PIRSA:25050047

Self testing in General Probabilistic Theories

APA

(2025). Self testing in General Probabilistic Theories. Perimeter Institute for Theoretical Physics. https://pirsa.org/25050047

MLA

Self testing in General Probabilistic Theories. Perimeter Institute for Theoretical Physics, May. 26, 2025, https://pirsa.org/25050047

BibTex

          @misc{ scivideos_PIRSA:25050047,
            doi = {10.48660/25050047},
            url = {https://pirsa.org/25050047},
            author = {},
            keywords = {Quantum Foundations},
            language = {en},
            title = {Self testing in General Probabilistic Theories},
            publisher = {Perimeter Institute for Theoretical Physics},
            year = {2025},
            month = {may},
            note = {PIRSA:25050047 see, \url{https://scivideos.org/pirsa/25050047}}
          }
          
Lionel Dmello
Talk numberPIRSA:25050047
Source RepositoryPIRSA
Collection

Abstract

This talk will consist of two parts.
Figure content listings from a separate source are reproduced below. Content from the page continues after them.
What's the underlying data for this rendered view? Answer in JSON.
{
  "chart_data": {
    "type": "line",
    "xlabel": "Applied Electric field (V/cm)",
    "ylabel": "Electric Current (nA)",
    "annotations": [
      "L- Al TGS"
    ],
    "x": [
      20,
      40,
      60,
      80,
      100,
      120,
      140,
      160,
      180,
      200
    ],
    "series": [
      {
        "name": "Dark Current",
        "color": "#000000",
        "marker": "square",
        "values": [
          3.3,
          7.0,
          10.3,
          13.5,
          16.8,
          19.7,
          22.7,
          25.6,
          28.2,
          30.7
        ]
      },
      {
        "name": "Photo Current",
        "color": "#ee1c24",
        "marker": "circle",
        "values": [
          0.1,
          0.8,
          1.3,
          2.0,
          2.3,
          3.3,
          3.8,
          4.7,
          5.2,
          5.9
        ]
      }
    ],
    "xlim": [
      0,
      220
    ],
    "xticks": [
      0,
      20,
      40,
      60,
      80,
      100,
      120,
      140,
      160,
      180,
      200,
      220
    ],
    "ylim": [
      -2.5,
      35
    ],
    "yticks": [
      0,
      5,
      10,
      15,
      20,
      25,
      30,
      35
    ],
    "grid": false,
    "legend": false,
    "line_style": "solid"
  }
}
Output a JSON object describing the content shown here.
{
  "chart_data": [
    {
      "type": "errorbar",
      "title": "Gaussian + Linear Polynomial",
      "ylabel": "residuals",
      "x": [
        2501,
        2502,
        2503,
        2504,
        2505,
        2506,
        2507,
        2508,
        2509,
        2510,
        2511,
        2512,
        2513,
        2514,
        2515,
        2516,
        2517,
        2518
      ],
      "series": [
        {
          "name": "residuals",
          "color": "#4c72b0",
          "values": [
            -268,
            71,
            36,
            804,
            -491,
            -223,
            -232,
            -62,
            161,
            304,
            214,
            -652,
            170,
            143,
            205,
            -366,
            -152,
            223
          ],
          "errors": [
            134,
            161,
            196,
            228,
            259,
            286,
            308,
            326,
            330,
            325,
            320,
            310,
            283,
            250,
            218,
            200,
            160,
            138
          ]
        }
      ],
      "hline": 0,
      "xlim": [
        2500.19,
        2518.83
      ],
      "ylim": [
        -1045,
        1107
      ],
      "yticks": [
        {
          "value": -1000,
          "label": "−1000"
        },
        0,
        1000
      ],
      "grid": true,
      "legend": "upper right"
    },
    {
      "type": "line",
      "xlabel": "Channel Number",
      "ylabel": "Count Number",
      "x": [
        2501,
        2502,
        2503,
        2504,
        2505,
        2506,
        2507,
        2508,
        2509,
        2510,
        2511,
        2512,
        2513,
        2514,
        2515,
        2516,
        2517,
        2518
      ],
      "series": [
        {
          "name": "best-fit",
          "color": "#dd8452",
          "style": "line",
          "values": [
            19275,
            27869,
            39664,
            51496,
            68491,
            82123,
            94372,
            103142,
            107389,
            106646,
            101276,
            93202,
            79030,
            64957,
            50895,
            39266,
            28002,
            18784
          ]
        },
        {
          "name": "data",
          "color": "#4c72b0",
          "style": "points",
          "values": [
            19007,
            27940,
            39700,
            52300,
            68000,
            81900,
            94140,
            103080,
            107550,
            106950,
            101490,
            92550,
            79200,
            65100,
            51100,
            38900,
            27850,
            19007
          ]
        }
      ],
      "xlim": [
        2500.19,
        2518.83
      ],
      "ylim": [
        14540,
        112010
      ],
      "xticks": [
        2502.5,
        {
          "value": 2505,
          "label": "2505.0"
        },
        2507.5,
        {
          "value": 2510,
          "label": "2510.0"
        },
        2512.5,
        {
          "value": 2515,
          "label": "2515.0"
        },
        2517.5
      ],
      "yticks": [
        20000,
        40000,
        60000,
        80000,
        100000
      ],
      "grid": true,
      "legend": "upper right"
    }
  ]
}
In the former I discuss published work [LD, Ligthart, Gross, PRA, 2024], and in the latter some new related results. Part 1 -- Although there exist theories with "stronger bipartite entanglement" than quantum mechanics (QM), in sense that they have a larger CHSH value than Tsirelson's bound for QM, all such theories known tend to come at a cost, namely, they have strictly weaker bipartite measurements. Thus it has been conjectured that if one looks at scenarios where the correlations depend both on bipartite states and bipartite measurements, e.g. entanglement swapping, such theories cannot beat QM. However, in our recent work [LD, Ligthart, Gross, PRA, 2024], we constructed a General Probabilistic Theory (GPT) -- Oblate Stabilizer Theory (OST) -- that can both achieve a CHSH value of 4 (the mathematical maximum), and maintain this CHSH value after arbitrarily many rounds of entanglement swapping, effectively ruling out this conjecture. Part 2 -- One particularly non-intuitive feature of OST (for those in the know) is the presence of a "spurious extra dimension" in the local theory: Even though the CHSH violation involves only a two-dimensional section of local state space, we failed to make the entanglement swapping property work without going to three dimensions. In ongoing work, we managed to identify the mechanism behind this phenomenon. To this end, we have introduced a notion of self-testing for GPTs, and, using this we have established a GPT version of the "no-pancake" theorem that says that there is no completely positive map that maps the Bloch sphere to a two-dimensional section. Further, under reasonable assumptions, we have also managed to establish the uniqueness of OST, and provide a prescription for the construction of GPTs capable of stable iterated entanglement swapping.